Supporters of the program say test strips could save lives

LA CROSSE CO. (WKBT) – In 2021, more than 30 people in La Crosse County died of drug overdoses, most ingesting Fentanyl.

The county is investing in a new, controversial strategy to reduce overdose deaths.

An employee at Coulee Recovery Center, who did not want to be identified, has been sober for almost six years.

“Fentanyl is very scary to me because people don’t realize what they’re using,” said the employee.

She believes fentanyl test strips can make a difference.

“If someone comes into Coulee Recovery, they’re looking for help, they’re trying to get clean and if I hand these out and I give them instructions, it’s something that might keep them alive,” she said.

That’s the goal of the program, keeping those who struggle with substance abuse disorders alive.

La Crosse County is distributing 2,500 fentanyl test strips through community agencies like Coulee Recovery Center.

Each strip comes with information about local resources for those who are addicted.

“We’re hoping that by bringing test strips to the community, it will bring some awareness to the dangers of fentanyl and also be able to provide connections to resources for people who may want to choose recovery at some point,” said Annelise Skoda, the assistant manager of the La Crosse County Human Services Department.

But the strips and the program are controversial.

There have already been 13 confirmed overdose deaths in La Crosse County in the year 2022, and the county’s Medical Examiner Tim Candahl isn’t so optimistic when it comes to the pilot program.

“I don’t know how that works when you’re addicted to something,” said Candahl. “Are you going to test your drug to make sure there’s not fentanyl in it? These people need that, they need that sensation, they need that rush.”

Regardless of the various points of view on fentanyl testing strips, one thing is for certain: local fentanyl use is on the rise.

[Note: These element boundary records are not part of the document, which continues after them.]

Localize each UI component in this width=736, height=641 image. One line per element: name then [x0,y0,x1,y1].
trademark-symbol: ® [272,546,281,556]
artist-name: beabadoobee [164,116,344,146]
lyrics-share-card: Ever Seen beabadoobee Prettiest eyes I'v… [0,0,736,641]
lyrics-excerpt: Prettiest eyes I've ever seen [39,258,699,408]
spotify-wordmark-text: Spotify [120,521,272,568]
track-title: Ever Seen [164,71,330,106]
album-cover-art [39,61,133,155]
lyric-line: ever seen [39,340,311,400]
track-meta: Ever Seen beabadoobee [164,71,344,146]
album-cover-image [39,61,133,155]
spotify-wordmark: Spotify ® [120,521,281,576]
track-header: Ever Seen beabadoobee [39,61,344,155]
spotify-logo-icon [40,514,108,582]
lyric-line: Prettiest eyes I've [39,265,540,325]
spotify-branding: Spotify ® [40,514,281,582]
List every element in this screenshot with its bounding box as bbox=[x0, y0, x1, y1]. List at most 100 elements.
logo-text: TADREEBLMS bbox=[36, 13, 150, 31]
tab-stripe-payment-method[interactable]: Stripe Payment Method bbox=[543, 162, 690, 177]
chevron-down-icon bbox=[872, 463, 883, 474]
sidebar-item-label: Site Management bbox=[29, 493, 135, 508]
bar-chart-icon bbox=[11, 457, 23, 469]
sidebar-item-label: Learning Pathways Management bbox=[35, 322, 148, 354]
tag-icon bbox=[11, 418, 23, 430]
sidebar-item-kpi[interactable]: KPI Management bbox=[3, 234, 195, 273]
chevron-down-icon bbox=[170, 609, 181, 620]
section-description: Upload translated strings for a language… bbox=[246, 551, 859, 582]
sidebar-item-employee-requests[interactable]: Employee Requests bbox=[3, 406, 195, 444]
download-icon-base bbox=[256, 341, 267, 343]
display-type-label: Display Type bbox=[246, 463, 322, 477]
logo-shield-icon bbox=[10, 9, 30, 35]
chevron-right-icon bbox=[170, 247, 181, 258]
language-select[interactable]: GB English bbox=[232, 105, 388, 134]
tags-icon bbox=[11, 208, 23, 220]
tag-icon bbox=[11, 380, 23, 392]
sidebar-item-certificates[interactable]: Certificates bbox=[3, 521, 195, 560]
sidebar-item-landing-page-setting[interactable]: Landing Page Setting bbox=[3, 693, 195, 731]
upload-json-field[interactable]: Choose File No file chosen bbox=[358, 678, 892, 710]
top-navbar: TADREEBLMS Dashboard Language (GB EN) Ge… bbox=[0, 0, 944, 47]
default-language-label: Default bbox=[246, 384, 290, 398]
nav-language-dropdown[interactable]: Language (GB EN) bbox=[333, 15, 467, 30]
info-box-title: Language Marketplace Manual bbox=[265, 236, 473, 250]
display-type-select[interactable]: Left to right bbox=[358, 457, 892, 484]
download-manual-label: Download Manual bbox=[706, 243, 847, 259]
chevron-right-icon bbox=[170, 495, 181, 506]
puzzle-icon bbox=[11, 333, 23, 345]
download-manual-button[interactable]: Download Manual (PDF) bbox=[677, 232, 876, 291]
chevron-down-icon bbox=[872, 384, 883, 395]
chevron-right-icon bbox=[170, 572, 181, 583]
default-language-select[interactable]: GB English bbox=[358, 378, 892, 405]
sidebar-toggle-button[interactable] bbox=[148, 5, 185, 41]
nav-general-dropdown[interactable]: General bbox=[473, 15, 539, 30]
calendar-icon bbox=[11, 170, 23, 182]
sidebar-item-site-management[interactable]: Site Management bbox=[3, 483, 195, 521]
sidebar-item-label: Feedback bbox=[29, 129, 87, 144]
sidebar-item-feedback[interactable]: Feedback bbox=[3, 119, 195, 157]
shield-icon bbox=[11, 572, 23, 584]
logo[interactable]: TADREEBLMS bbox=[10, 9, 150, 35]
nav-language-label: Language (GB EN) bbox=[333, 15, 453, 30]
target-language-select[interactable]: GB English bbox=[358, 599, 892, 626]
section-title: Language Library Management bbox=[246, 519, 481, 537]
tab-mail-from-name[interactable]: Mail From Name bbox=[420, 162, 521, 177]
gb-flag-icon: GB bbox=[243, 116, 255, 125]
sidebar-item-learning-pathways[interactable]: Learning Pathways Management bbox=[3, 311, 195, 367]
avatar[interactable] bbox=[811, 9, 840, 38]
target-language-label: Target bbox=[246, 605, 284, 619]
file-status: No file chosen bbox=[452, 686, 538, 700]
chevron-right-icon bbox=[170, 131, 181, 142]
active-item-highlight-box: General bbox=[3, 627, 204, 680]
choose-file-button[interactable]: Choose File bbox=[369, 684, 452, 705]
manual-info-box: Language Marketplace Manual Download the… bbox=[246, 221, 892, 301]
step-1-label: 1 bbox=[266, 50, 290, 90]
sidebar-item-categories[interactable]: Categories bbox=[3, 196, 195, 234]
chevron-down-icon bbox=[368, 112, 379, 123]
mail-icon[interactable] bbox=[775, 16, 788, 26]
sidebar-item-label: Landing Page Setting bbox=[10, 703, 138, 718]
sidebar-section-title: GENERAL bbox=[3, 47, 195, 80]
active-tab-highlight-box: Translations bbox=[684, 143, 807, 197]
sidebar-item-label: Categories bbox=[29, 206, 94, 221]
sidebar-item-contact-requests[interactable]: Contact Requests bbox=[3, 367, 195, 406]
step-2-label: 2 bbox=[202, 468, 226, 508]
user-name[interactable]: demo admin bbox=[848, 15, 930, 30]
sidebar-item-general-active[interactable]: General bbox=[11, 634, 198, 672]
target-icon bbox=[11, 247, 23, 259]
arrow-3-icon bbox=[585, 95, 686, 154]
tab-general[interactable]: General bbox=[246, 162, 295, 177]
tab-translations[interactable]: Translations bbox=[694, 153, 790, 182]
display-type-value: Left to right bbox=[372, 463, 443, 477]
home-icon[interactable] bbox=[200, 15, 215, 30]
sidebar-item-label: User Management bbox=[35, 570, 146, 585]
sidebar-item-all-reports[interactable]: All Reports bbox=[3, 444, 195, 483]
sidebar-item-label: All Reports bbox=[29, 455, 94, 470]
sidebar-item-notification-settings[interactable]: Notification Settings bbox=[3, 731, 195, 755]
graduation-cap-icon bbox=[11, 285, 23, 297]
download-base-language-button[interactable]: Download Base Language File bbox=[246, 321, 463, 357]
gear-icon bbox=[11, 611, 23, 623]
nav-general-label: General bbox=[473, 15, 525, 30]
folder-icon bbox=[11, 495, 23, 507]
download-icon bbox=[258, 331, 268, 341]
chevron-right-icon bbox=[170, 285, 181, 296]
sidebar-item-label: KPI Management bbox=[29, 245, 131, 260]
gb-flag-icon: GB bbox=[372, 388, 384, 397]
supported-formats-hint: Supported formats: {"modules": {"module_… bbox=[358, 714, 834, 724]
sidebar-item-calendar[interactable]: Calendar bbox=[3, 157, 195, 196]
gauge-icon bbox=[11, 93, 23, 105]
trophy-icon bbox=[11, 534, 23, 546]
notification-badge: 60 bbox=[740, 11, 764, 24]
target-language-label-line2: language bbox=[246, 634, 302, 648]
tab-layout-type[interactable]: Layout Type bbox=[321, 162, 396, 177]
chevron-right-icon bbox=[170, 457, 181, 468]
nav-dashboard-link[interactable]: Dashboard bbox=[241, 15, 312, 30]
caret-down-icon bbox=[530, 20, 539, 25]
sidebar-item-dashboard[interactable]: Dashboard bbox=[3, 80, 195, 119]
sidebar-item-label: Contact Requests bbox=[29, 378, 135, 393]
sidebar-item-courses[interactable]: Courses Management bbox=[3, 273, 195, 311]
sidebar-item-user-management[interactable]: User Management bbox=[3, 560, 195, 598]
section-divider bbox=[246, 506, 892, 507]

“People don’t know what they’re using. The pill pressing, you hear that it’s in marijuana now, I’ve been told that people using stimulants are nodding out because there’s fentanyl in it,” said the employee of Coulee Recovery Center.

A recent study from the National Institutes of Health found that between 2018 and 2021, the number of fentanyl pills seized by law enforcement increased 50-fold.

In La Crosse County, test strip supporters hope this program will stop deaths from rising too.